Great idea

25 3 0
                                    

Jisoo keluar dari ruang dokter yang memeriksanya sambil membawa sebuah amplop putih berlogo khas rumah sakit. Sejenak kepalanya mendongak plafon putih lalu tertawa miris. Penjelasan dokter benar-benar sudah menarik seluruh mimpinya. Kenyataan dirinya sedang dalam keadaan tidak sehat sudah cukup sangat memukul dan sekarang umurnya tidak lama lagi?

"Haha," tawanya dengan ekspresi keras, "emangnya dia siapa main mutusin hidup orang?"

Ponsel yang berdering membuat perhatiannya teralihkan. Dikeluarkannya benda yang sedari tadi ada di saku blazer abu-abunya.

Mama

Sejenak dia menghela nafas sebelum menjawab panggilan tersebut. Ekspresinya seketika berubah menjadi ceria seperti biasa. Hilang sudah keputusasaan yang tercipta sebelumnya.

"Halo, ma!"

"Halo, sayang! Gimana? Hasil pemeriksaannya udah keluar?"

"Hmm, udah kok." Jisoo menahan diri untuk tidak kembali kesal tapi tangannya meremat amplop di tangannya. "Aku cumaa kesapekan aja katanya."

"Beneran?"

"Iya. Mama kapan pulang?"

"Lusa kalo kerjaan papamu udah selesai.

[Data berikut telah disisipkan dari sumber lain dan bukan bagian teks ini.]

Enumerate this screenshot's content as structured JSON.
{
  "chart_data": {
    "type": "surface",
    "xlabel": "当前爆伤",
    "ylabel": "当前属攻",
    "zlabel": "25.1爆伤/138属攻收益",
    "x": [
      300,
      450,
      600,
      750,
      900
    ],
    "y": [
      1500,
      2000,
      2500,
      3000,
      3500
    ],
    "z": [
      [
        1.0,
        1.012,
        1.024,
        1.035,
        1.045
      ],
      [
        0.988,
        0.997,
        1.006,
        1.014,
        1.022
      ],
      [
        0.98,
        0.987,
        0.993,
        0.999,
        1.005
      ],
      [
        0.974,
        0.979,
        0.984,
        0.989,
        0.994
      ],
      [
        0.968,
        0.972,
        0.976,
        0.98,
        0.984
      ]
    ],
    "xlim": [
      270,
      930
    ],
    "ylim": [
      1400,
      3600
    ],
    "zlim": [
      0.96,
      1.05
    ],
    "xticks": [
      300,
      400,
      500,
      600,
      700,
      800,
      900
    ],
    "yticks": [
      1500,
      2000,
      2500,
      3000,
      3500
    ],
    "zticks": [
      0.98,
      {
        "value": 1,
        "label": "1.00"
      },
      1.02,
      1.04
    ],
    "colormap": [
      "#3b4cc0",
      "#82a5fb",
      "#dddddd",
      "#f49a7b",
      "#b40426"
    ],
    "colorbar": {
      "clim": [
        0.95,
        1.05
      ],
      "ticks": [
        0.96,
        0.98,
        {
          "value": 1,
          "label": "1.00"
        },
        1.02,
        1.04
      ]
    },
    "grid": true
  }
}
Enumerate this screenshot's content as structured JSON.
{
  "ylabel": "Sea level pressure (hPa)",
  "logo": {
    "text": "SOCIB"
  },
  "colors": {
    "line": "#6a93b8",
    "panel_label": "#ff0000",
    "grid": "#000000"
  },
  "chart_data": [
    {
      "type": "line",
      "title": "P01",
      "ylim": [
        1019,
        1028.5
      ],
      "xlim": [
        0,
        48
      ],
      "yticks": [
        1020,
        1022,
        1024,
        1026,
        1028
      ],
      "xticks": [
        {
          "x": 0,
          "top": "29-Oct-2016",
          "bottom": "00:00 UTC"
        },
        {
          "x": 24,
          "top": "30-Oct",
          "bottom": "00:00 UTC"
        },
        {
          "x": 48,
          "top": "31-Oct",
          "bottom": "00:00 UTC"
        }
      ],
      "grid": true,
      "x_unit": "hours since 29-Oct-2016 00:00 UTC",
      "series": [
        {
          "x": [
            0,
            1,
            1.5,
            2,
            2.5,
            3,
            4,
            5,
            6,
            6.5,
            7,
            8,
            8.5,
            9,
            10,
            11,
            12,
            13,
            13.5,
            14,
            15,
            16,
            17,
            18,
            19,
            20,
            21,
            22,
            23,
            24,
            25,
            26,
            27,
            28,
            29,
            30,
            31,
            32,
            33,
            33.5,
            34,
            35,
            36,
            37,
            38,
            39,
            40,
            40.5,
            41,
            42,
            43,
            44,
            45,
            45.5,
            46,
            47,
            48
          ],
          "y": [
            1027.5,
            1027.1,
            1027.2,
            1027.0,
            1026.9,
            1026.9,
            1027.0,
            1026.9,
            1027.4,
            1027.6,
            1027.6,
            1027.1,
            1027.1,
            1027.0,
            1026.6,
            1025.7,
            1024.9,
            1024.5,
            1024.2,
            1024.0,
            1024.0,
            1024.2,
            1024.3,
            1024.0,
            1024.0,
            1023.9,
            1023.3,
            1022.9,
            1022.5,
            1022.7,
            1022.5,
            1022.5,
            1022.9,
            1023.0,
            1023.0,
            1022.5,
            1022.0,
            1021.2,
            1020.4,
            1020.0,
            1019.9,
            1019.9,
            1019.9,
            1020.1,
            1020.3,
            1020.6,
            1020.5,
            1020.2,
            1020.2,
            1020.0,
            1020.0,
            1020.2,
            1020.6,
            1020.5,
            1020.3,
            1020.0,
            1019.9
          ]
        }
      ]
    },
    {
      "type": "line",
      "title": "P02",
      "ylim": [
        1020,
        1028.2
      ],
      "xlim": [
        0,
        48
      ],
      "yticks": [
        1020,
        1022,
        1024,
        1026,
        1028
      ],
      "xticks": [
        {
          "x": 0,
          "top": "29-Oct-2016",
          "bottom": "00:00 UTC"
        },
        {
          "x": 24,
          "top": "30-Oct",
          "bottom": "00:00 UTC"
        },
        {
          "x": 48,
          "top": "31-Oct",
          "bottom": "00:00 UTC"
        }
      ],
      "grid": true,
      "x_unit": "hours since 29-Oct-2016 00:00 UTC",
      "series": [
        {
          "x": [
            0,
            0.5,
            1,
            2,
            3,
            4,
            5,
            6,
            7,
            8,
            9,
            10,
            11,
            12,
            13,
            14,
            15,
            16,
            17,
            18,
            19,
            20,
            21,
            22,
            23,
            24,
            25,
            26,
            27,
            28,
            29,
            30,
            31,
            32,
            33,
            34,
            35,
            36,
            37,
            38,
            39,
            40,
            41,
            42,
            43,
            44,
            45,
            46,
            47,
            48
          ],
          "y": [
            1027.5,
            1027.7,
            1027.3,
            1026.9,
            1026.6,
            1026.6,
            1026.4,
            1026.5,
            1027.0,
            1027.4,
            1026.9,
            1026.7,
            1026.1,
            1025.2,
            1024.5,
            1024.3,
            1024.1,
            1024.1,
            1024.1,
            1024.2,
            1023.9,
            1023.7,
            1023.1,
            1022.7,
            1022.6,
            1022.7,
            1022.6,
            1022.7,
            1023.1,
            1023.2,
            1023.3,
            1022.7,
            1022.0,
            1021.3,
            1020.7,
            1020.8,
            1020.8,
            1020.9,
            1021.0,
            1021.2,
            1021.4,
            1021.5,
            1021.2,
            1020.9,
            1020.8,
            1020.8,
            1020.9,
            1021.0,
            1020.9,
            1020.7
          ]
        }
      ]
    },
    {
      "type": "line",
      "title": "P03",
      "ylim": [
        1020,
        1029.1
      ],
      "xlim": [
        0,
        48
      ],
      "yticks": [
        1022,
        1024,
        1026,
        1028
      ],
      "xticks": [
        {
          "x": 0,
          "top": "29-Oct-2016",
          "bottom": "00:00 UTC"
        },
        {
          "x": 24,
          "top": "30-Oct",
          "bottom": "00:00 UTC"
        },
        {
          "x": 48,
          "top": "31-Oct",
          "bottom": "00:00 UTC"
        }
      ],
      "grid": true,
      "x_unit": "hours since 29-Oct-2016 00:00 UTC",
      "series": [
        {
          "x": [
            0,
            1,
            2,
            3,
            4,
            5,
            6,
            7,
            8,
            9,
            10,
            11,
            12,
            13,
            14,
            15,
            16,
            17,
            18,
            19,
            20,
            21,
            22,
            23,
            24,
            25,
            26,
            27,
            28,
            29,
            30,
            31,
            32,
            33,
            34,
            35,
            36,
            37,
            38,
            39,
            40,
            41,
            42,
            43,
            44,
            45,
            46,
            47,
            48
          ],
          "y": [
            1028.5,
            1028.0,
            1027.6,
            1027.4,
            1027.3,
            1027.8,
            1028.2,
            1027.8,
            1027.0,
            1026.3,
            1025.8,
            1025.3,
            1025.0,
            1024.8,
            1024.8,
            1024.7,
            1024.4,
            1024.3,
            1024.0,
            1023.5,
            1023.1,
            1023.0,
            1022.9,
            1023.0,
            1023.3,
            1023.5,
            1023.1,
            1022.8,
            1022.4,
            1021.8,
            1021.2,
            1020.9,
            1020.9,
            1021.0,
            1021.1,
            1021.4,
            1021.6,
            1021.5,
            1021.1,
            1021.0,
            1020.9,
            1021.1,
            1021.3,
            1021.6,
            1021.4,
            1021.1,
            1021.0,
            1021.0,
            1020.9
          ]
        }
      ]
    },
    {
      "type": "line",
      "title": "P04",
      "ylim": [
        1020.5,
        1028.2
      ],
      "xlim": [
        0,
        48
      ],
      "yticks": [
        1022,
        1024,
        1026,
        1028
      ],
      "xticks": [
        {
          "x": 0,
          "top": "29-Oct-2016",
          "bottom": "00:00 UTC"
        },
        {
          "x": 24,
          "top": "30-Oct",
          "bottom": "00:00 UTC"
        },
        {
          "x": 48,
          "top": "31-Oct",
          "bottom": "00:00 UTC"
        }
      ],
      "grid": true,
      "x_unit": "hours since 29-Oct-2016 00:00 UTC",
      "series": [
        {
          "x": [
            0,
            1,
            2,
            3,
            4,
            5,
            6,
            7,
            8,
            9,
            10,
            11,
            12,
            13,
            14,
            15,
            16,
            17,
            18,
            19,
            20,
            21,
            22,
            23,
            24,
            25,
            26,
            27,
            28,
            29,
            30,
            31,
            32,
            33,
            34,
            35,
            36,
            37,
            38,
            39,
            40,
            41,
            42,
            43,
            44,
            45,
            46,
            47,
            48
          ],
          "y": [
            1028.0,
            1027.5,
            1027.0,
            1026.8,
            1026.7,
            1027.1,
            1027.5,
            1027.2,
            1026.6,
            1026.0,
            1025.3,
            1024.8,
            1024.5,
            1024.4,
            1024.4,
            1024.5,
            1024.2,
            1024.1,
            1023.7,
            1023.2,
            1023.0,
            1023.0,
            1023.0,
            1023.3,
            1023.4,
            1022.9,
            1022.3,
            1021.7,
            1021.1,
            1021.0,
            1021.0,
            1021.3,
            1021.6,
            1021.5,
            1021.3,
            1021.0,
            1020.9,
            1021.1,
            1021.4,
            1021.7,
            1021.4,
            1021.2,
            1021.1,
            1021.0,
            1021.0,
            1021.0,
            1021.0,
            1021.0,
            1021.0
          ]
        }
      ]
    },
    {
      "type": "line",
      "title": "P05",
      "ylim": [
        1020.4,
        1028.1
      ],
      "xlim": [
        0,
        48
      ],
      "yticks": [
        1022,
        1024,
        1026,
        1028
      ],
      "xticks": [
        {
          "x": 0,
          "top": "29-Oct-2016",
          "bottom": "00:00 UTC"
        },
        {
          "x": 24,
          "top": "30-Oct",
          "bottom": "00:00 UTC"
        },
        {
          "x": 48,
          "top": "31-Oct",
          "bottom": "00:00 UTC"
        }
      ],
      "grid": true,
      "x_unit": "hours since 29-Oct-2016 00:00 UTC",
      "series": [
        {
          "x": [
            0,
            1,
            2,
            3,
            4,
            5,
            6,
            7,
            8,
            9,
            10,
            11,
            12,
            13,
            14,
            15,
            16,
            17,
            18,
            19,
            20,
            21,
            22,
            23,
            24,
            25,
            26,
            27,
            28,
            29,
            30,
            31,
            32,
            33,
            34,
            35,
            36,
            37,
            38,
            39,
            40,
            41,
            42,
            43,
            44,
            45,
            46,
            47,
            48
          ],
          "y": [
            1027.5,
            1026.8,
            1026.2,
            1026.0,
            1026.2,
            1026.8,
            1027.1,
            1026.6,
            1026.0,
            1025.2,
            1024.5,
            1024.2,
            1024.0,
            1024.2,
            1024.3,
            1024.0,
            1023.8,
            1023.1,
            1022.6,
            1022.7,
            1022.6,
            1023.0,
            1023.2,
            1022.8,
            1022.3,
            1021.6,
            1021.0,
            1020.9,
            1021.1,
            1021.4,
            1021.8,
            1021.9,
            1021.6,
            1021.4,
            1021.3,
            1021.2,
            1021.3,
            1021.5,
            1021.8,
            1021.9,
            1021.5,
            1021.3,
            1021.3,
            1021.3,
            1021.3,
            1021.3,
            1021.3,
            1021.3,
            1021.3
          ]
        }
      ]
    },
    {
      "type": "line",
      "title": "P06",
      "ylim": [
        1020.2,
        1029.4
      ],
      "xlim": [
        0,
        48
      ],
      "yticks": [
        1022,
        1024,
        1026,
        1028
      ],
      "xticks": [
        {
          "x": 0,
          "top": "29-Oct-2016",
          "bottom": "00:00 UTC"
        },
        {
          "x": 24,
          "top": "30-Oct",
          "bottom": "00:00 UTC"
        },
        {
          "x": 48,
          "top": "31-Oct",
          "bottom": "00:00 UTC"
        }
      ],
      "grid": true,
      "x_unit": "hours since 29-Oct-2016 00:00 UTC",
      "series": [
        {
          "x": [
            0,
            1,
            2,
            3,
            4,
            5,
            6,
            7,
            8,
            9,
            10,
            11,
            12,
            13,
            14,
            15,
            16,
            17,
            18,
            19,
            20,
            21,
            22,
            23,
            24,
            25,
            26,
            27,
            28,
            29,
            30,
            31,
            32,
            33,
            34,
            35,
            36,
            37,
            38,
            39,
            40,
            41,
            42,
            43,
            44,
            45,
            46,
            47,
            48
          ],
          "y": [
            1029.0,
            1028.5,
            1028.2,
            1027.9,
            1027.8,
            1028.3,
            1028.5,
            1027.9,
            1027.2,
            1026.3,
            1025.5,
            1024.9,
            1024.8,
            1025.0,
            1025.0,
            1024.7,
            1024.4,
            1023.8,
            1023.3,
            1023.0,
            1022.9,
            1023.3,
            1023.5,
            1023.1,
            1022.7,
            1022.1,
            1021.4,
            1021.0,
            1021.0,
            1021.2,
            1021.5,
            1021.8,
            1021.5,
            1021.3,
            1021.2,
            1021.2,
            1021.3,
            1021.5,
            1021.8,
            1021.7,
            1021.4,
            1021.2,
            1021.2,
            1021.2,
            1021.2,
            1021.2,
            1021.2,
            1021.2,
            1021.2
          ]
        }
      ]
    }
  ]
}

Oh iya, Soobin sama Jihoon mana? Mereka ikut ke rumah sakit, kan? Lukanya parah gak?"

Jisoo menatap kedua kakinya yang berbalut converse high hijau lalu tertawa pelan. "Kalo Soobin, dia cumaa buka jahitan lukanya aja sih."

"Jihoon? Kenapa dia ikut ke rumah sakit?"

"Duh, ma, kayak gak tahu aja kalo dia kerjaannya bikin masalah. Abis berantem sama kakak kelas gara-gara main bola."

"Tapi gak parah, kan?"

"Ya, luka kayak biasa dia abis berantem."

"Terus kamu dimana?"

"Mau nyamperin mereka di kafetaria."

"Ya udah, kalian pulangnya hati-hati. Jangan lupa makan siang. Bilang Soobin sama Jihoon, kalo butuh sesuatu kabarin mama."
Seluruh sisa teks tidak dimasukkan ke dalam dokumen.